S’il est vrai que la construction des Etats nations passe par des cadres de dialogue pour sceller le contrat social, il n’en demeure pas moins que la pléthore des espaces d’expression a fini par dénuer ceux-ci de leur valeur originale. En effet, à la faveur du discours de la Baule en 1990 où François Mitterrand liait l’aide au développement aux valeurs démocratiques, les Etats dictatoriaux africains se sont vus obligés d’amorcer le processus démocratique. Un tournant ayant nécessité de larges concertations avec toutes les sensibilités socio-politiques, idéologiques et philosophiques. Des concessions, s’il y en avait eu, chèrement payées à travers des Conférences nationales souveraines au cours desquelles des affrontements sanglants se sont déroulés entre filles et fils d’un même pays.
L’ordre traditionnel, refusant de basculer à la faveur de l’ouverture démocratique, a voulu passer par des subterfuges pour continuer son règne monarchique et dictatorial. En clair, les présidents-fondateurs, dans la logique de la pensée unique, n’étaient franchement pas favorables à l’établissement d’une démocratie véritable. Conséquence : toutes les Conférences nationales souveraines, exceptée celle de l’Afrique du Sud au sortir de l’apartheid, étaient une mascarade donnant ainsi naissance aux dictatures vernies de démocratie. Et c’est pourquoi, plus de deux décennies après ces fora, les pouvoirs africains continuent, face à certaines crises que traversent leurs pays, de créer des espaces de dialogue, à la limite inutile, à côté de ceux institutionnels consacrés par la loi fondamentale.
Le Burkina n’est pas exempt de cette tradition. Mieux, le pays est en passe de battre le record en matière de création de cadres de concertations pour juguler les crises. Des concertations pour des crises structurelles contre lesquelles le pouvoir de la 4e République manque objectivement de solutions globales et salvatrices. Un triste constat quand on sait que la pléthore des rencontres initiées urbi et orbi est en elle-même symptomatique d’un manque de volonté réelle de faire face aux crises sectorielles qui secouent dangereusement les couches socio-professionnelles. En effet, si ce n’est pas les recommandations issues de ces cadres de dialogue qui sont restées lettres mortes, ce sont ces cadres, par leur nature et par leur composition, qui soulèvent le courroux des différents acteurs.

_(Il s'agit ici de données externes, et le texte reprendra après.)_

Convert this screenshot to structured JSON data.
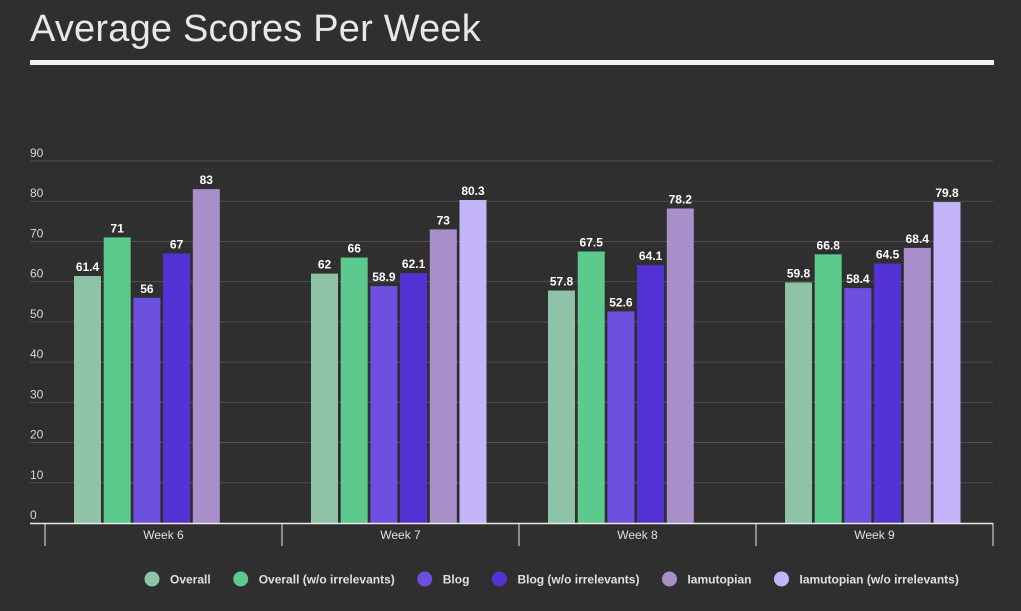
{
  "chart_data": {
    "type": "bar",
    "title": "Average Scores Per Week",
    "xlabel": "",
    "ylabel": "",
    "ylim": [
      0,
      90
    ],
    "yticks": [
      0,
      10,
      20,
      30,
      40,
      50,
      60,
      70,
      80,
      90
    ],
    "grid": true,
    "legend_position": "bottom",
    "categories": [
      "Week 6",
      "Week 7",
      "Week 8",
      "Week 9"
    ],
    "series": [
      {
        "name": "Overall",
        "color": "#8fc3a8",
        "values": [
          61.4,
          62,
          57.8,
          59.8
        ]
      },
      {
        "name": "Overall (w/o irrelevants)",
        "color": "#5cc98d",
        "values": [
          71,
          66,
          67.5,
          66.8
        ]
      },
      {
        "name": "Blog",
        "color": "#6e50e0",
        "values": [
          56,
          58.9,
          52.6,
          58.4
        ]
      },
      {
        "name": "Blog (w/o irrelevants)",
        "color": "#5433d6",
        "values": [
          67,
          62.1,
          64.1,
          64.5
        ]
      },
      {
        "name": "Iamutopian",
        "color": "#a98fca",
        "values": [
          83,
          73,
          78.2,
          68.4
        ]
      },
      {
        "name": "Iamutopian (w/o irrelevants)",
        "color": "#c4b5fb",
        "values": [
          null,
          80.3,
          null,
          79.8
        ]
      }
    ]
  }
}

Nous en voulons pour preuve le Conseil consultatif sur les réformes politiques,
tenu courant 2011, qu’une frange importante de leaders d’opinions a boycotté. A juste raison quand on sait que dans les tiroirs de nos gouvernants se trouve le rapport des collèges des sages produit suite à la crise consécutive à l’assassinat du journaliste Norbert Zongo. Etaient issues de ce rapport produit par des hommes d’une valeur morale et intellectuelle indéniable des recommandations pertinentes dont l’importance pour la cohésion sociale et le développement du pays est indiscutable. Mais hélas ! Aussitôt que le pouvoir a repris du poil de la bête, il a rangé le rapport. Par ailleurs, ce rapport, toujours d’actualité, pourrait bien servir pour juguler les récentes crises qu’a connues et que connait le pays. Dès lors, on aurait fait l’économie, tant financière, physique qu’intellectuelle, à tenir des assises nationales, des fora, des états généraux et que sais-je encore tant les concepteurs des cadres de dialogue ne tarissent pas de latin pour donner une dénomination. C’est dire que ces espaces de dialogue qui frisent parfois le ridicule n’ont pour seul et unique objectif que des desseins financiers dont pourraient bénéficier les participants aux jamborees.
De toute façon, et comme nous l’avons toujours souligné, les problèmes sont connus. Point donc de concertations pour y faire face. C’est une question de volonté politique. Il n’est pas donc surprenant que les honnêtes citoyens refusent de cautionner cette mascarade pour ne pas être comptables d’une stratégie de gouvernance politique, économique et sociale qui a atteint ses limites objectives.